Toutes les vies du monde
La Septième de Tristan Garcia. Adaptation et mise en scène de Marie-Christine Soma. Spectacle présenté au T2G-Théâtre de Gennevilliers du 23 au 28 avril. Tournée les 15 et 16 mai au CDN Orléans/Val de Loire. Tél. : 02 38 62 15 55.
C’est sans doute l’une des dangereuses vertus que l’art théâtral cultive : il n’y a rien qui semble pouvoir lui résister et qu’il ne puisse s’approprier. Des Essais de Montaigne à La Recherche du temps perdu de Marcel Proust, en passant par bien d’autres exemples, tout lui est bon pour qu’il puisse se déployer. À la longue liste des adaptations, étonnantes sinon improbables, on pourra désormais ajouter celle que Marie-Christine Soma a réalisé à partir du livre de Tristan Garcia, 7 (en chiffre et non en lettres). Un travail d’une réelle ambition qui n’aura pu être envisagé et pensé qu’avec la présence du comédien, seul en scène mais avec l’appui de la vidéo, Pierre-François Garel.
7, chiffre emblématique s’il en est, est une suite de sept petits romans, comme le stipule l’auteur et comme il est indiqué sur la couverture du livre, n’ayant apparemment pas de lien les uns avec les autres, et qui ne trouvent leur éventuelle résolution que dans le septième volet : c’est La Septième que Marie-Christine Soma nous livre donc, en toute légitimité, puisque ce septième opus livre la clé des autres parties qui a priori, n’avaient pas de lien les unes avec les autres, si ce n’est qu’à chaque fois ce n’était pas l’écriture d’une toute nouvelle vie – car c’est bien de cela dont il semble être question – qui nous était proposée, mais celle ayant absorbé la précédente. À la septième effectivement tout semble s’éclairer puisque c’est l’accumulation des six précédentes qui la nourrisse en se découvrant, espaces et temps mêlés, reconfigurés. On ne s’étonnera pas dès lors de savoir qu’un pacte a été signé au départ accordant l’immortalité au personnage principal encore enfant (il a alors, bien sûr, 7 ans !). À partir de là les vies s’accumulent les unes aux autres dont elles gardent la vivante mémoire, ailleurs, autrement – éternel recommencement – dans des registres toujours renouvelés. Il y a là, évidemment, quelque chose de l’ordre du fantastique, le personnage principal finissant par naviguer dans une sorte de quatrième dimension.

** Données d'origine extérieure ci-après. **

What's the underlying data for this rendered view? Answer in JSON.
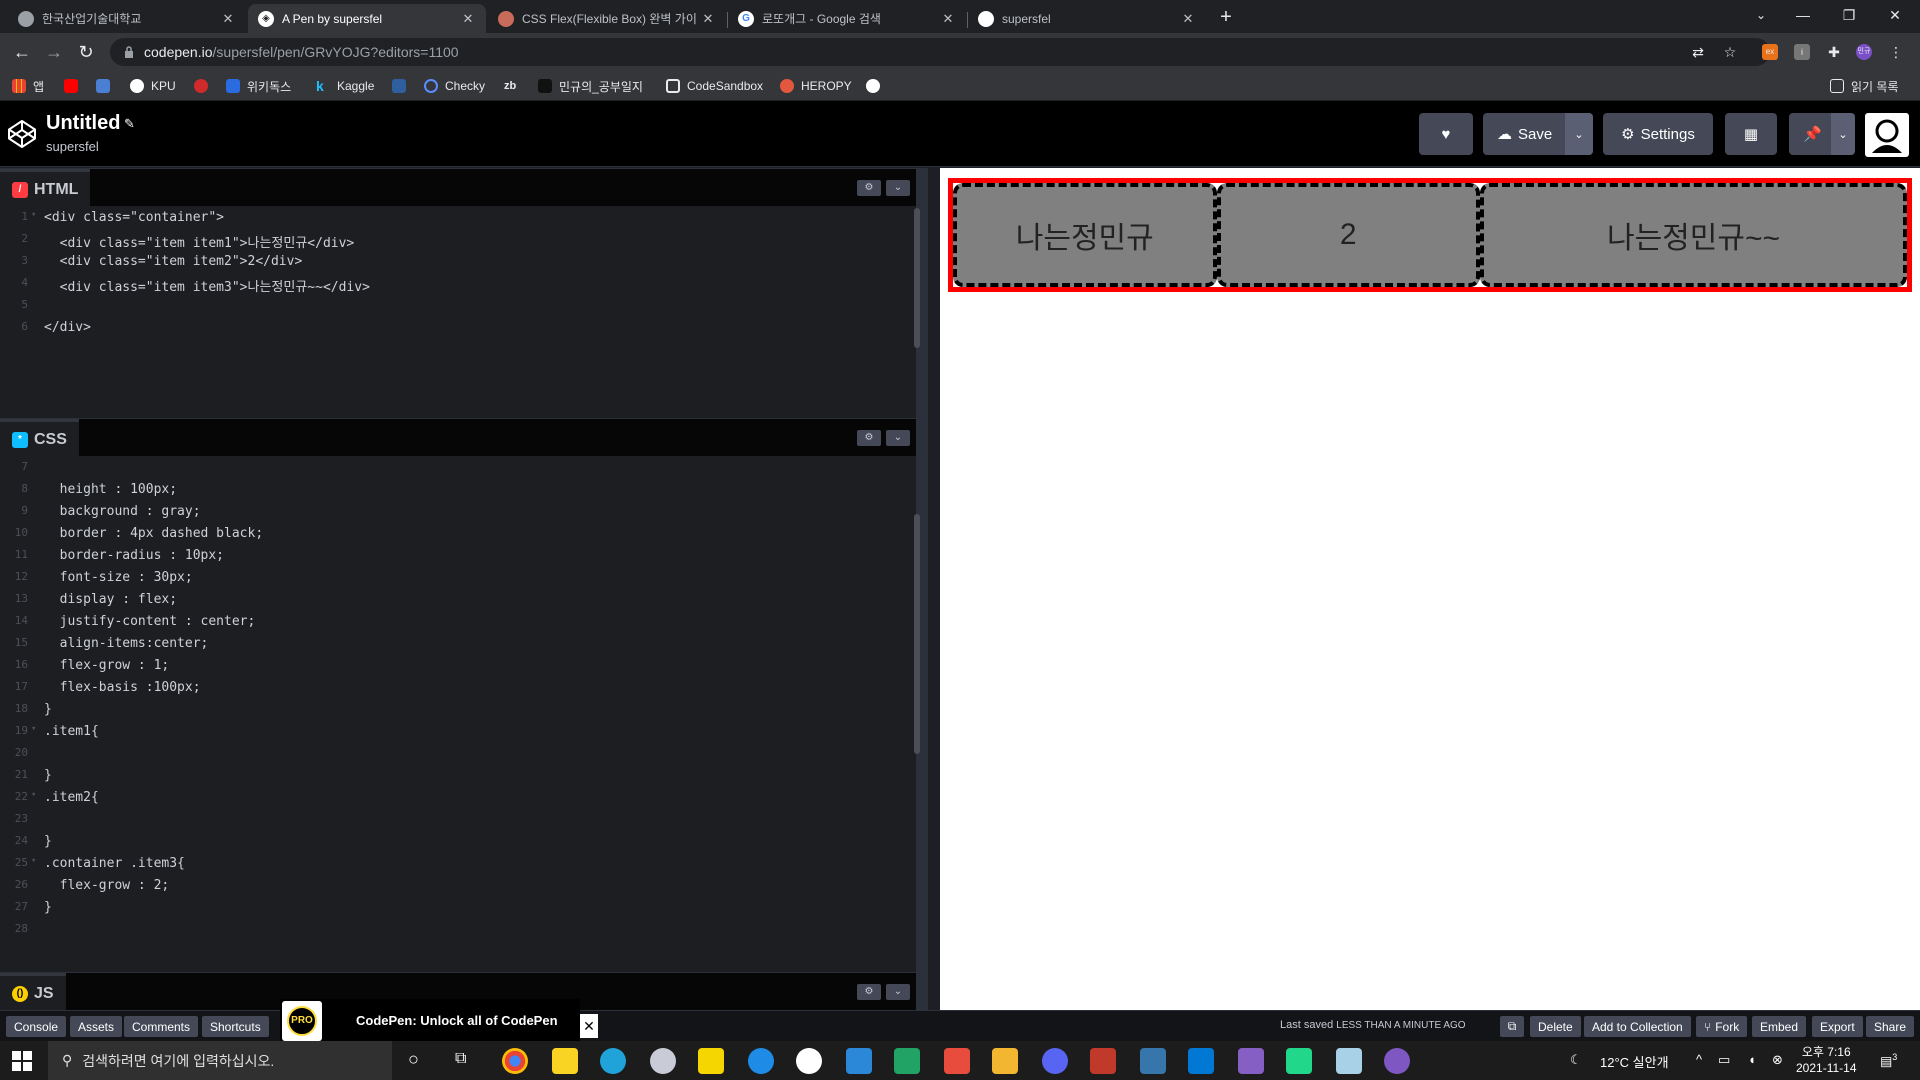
{
  "browser": {
    "tabs": [
      {
        "title": "한국산업기술대학교",
        "active": false
      },
      {
        "title": "A Pen by supersfel",
        "active": true
      },
      {
        "title": "CSS Flex(Flexible Box) 완벽 가이",
        "active": false
      },
      {
        "title": "로또개그 - Google 검색",
        "active": false
      },
      {
        "title": "supersfel",
        "active": false
      }
    ],
    "url_host": "codepen.io",
    "url_path": "/supersfel/pen/GRvYOJG?editors=1100",
    "bookmarks": [
      "앱",
      "KPU",
      "위키독스",
      "Kaggle",
      "Checky",
      "zb",
      "민규의_공부일지",
      "CodeSandbox",
      "HEROPY"
    ],
    "reading_list": "읽기 목록",
    "profile_initials": "민규"
  },
  "codepen": {
    "pen_title": "Untitled",
    "author": "supersfel",
    "save_label": "Save",
    "settings_label": "Settings"
  },
  "editors": {
    "html": {
      "label": "HTML",
      "lines": [
        {
          "n": "1",
          "text": "<div class=\"container\">"
        },
        {
          "n": "2",
          "text": "  <div class=\"item item1\">나는정민규</div>"
        },
        {
          "n": "3",
          "text": "  <div class=\"item item2\">2</div>"
        },
        {
          "n": "4",
          "text": "  <div class=\"item item3\">나는정민규~~</div>"
        },
        {
          "n": "5",
          "text": ""
        },
        {
          "n": "6",
          "text": "</div>"
        }
      ]
    },
    "css": {
      "label": "CSS",
      "lines": [
        {
          "n": "7",
          "text": ""
        },
        {
          "n": "8",
          "text": "  height : 100px;"
        },
        {
          "n": "9",
          "text": "  background : gray;"
        },
        {
          "n": "10",
          "text": "  border : 4px dashed black;"
        },
        {
          "n": "11",
          "text": "  border-radius : 10px;"
        },
        {
          "n": "12",
          "text": "  font-size : 30px;"
        },
        {
          "n": "13",
          "text": "  display : flex;"
        },
        {
          "n": "14",
          "text": "  justify-content : center;"
        },
        {
          "n": "15",
          "text": "  align-items:center;"
        },
        {
          "n": "16",
          "text": "  flex-grow : 1;"
        },
        {
          "n": "17",
          "text": "  flex-basis :100px;"
        },
        {
          "n": "18",
          "text": "}"
        },
        {
          "n": "19",
          "text": ".item1{"
        },
        {
          "n": "20",
          "text": ""
        },
        {
          "n": "21",
          "text": "}"
        },
        {
          "n": "22",
          "text": ".item2{"
        },
        {
          "n": "23",
          "text": ""
        },
        {
          "n": "24",
          "text": "}"
        },
        {
          "n": "25",
          "text": ".container .item3{"
        },
        {
          "n": "26",
          "text": "  flex-grow : 2;"
        },
        {
          "n": "27",
          "text": "}"
        },
        {
          "n": "28",
          "text": ""
        }
      ]
    },
    "js": {
      "label": "JS"
    }
  },
  "preview": {
    "items": [
      {
        "text": "나는정민규",
        "grow": 1
      },
      {
        "text": "2",
        "grow": 1
      },
      {
        "text": "나는정민규~~",
        "grow": 2
      }
    ]
  },
  "footer": {
    "left_buttons": [
      "Console",
      "Assets",
      "Comments",
      "Shortcuts"
    ],
    "promo_text": "CodePen: Unlock all of CodePen",
    "promo_badge": "PRO",
    "last_saved_prefix": "Last saved",
    "last_saved_value": "LESS THAN A MINUTE AGO",
    "right_buttons": [
      "Delete",
      "Add to Collection",
      "Fork",
      "Embed",
      "Export",
      "Share"
    ]
  },
  "taskbar": {
    "search_placeholder": "검색하려면 여기에 입력하십시오.",
    "weather": "12°C  실안개",
    "time": "오후 7:16",
    "date": "2021-11-14",
    "notification_count": "3"
  },
  "colors": {
    "codepen_bg": "#1d1e22",
    "html_badge": "#ff3c41",
    "css_badge": "#0ebeff",
    "js_badge": "#fcd000",
    "container_border": "#ff0000"
  }
}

On aura compris que Marie-Christine Soma était confrontée à une véritable gageure. Si elle n’adapte que La Septième – sage décision – elle a néanmoins recours à la vidéo pour revenir sur des faits des romans précédents qui éclairent le cheminement – et l’égarement ? – du personnage principal. La transposition du roman au théâtre trouve alors sa justification. Cette justification, elle la trouve notamment, c’est une lapalissade, dans son travail sur la vidéo et les images du film (Pierre Martin Oriol et Marie Demaison, Alexis Kavyrchine) projetées sur l’écran posé sur scène sans encombrer le plateau savamment désorganisé avec son bric-à-brac par Mathieu Lorry-Dupuy. Tout est fait, on l'a compris, pour que la puissance liée à la subtilité du jeu de Pierre-François Garel puisse alors trouver à s’exprimer de la meilleur des manières.

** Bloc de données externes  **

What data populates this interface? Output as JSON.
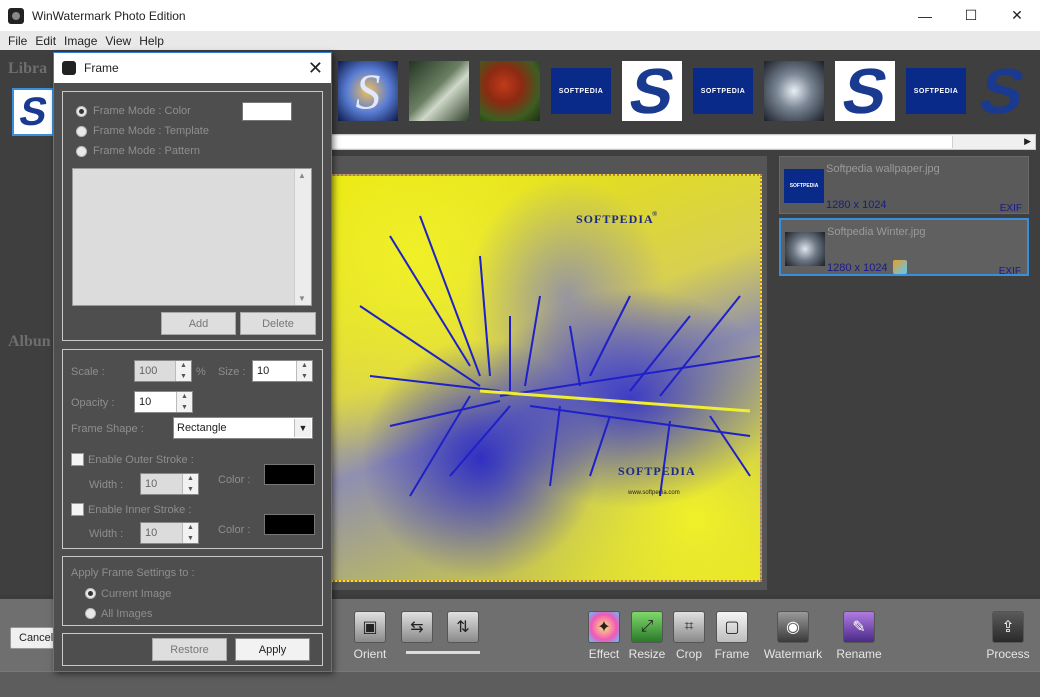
{
  "window": {
    "title": "WinWatermark Photo Edition",
    "minimize": "—",
    "maximize": "☐",
    "close": "✕"
  },
  "menu": [
    "File",
    "Edit",
    "Image",
    "View",
    "Help"
  ],
  "sidebar": {
    "library_label": "Libra",
    "album_label": "Albun"
  },
  "thumb_strip": {
    "items": [
      {
        "kind": "fire",
        "glyph": "S"
      },
      {
        "kind": "forest"
      },
      {
        "kind": "autumn"
      },
      {
        "kind": "blue-logo",
        "text": "SOFTPEDIA"
      },
      {
        "kind": "s-logo",
        "glyph": "S"
      },
      {
        "kind": "blue-logo",
        "text": "SOFTPEDIA"
      },
      {
        "kind": "winter"
      },
      {
        "kind": "s-logo",
        "glyph": "S"
      },
      {
        "kind": "blue-logo",
        "text": "SOFTPEDIA"
      },
      {
        "kind": "s-logo",
        "glyph": "S"
      }
    ],
    "scroll_right_arrow": "▶"
  },
  "preview": {
    "watermark_top": "SOFTPEDIA",
    "watermark_mark": "®",
    "watermark_bottom": "SOFTPEDIA",
    "watermark_url": "www.softpedia.com"
  },
  "files": [
    {
      "name": "Softpedia wallpaper.jpg",
      "dims": "1280 x 1024",
      "exif": "EXIF",
      "selected": false,
      "thumb_text": "SOFTPEDIA"
    },
    {
      "name": "Softpedia Winter.jpg",
      "dims": "1280 x 1024",
      "exif": "EXIF",
      "selected": true
    }
  ],
  "toolbar": {
    "cancel_label": "Cancel",
    "orient_label": "Orient",
    "tools": [
      {
        "id": "effect",
        "label": "Effect",
        "icon": "✦"
      },
      {
        "id": "resize",
        "label": "Resize",
        "icon": "⤢"
      },
      {
        "id": "crop",
        "label": "Crop",
        "icon": "⌗"
      },
      {
        "id": "frame",
        "label": "Frame",
        "icon": "▢"
      },
      {
        "id": "watermark",
        "label": "Watermark",
        "icon": "◉"
      },
      {
        "id": "rename",
        "label": "Rename",
        "icon": "✎"
      },
      {
        "id": "process",
        "label": "Process",
        "icon": "⇪"
      }
    ]
  },
  "dialog": {
    "title": "Frame",
    "close": "✕",
    "mode_color": "Frame Mode : Color",
    "mode_template": "Frame Mode : Template",
    "mode_pattern": "Frame Mode : Pattern",
    "add": "Add",
    "delete": "Delete",
    "scale_label": "Scale :",
    "scale_value": "100",
    "percent": "%",
    "size_label": "Size :",
    "size_value": "10",
    "opacity_label": "Opacity :",
    "opacity_value": "10",
    "shape_label": "Frame Shape :",
    "shape_value": "Rectangle",
    "outer_stroke": "Enable Outer Stroke :",
    "outer_width_label": "Width :",
    "outer_width_value": "10",
    "outer_color_label": "Color :",
    "inner_stroke": "Enable Inner Stroke :",
    "inner_width_label": "Width :",
    "inner_width_value": "10",
    "inner_color_label": "Color :",
    "apply_to_label": "Apply Frame Settings to :",
    "current_image": "Current Image",
    "all_images": "All Images",
    "restore": "Restore",
    "apply": "Apply"
  }
}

On l’avait déjà vu récemment sous la direction de Krystian Lupa dans les Émigrants (tout comme Mélodie Richard que l’on retrouve ici à l’écran), on le retrouve ici assumant le rôle du narrateur, et c’est époustouflant aussi bien dans sa gestuelle, dans sa manière d’habiter l’espace (on devrait dire les espaces) que dans sa façon de ciseler le texte donnant à penser qu’au bout du compte il donne vie à tous les personnages des précédents épisodes, les rassemblant ainsi dans un exercice de haute voltige. Il nous fascine ainsi 2 heures 30 durant dans un art qu’il maîtrise à la perfection dans un état de constante tension ; impossible à ce stade aussi de ne pas parler de la direction d’acteur dont la responsabilité revient à Marie-Christine Soma. Une belle osmose.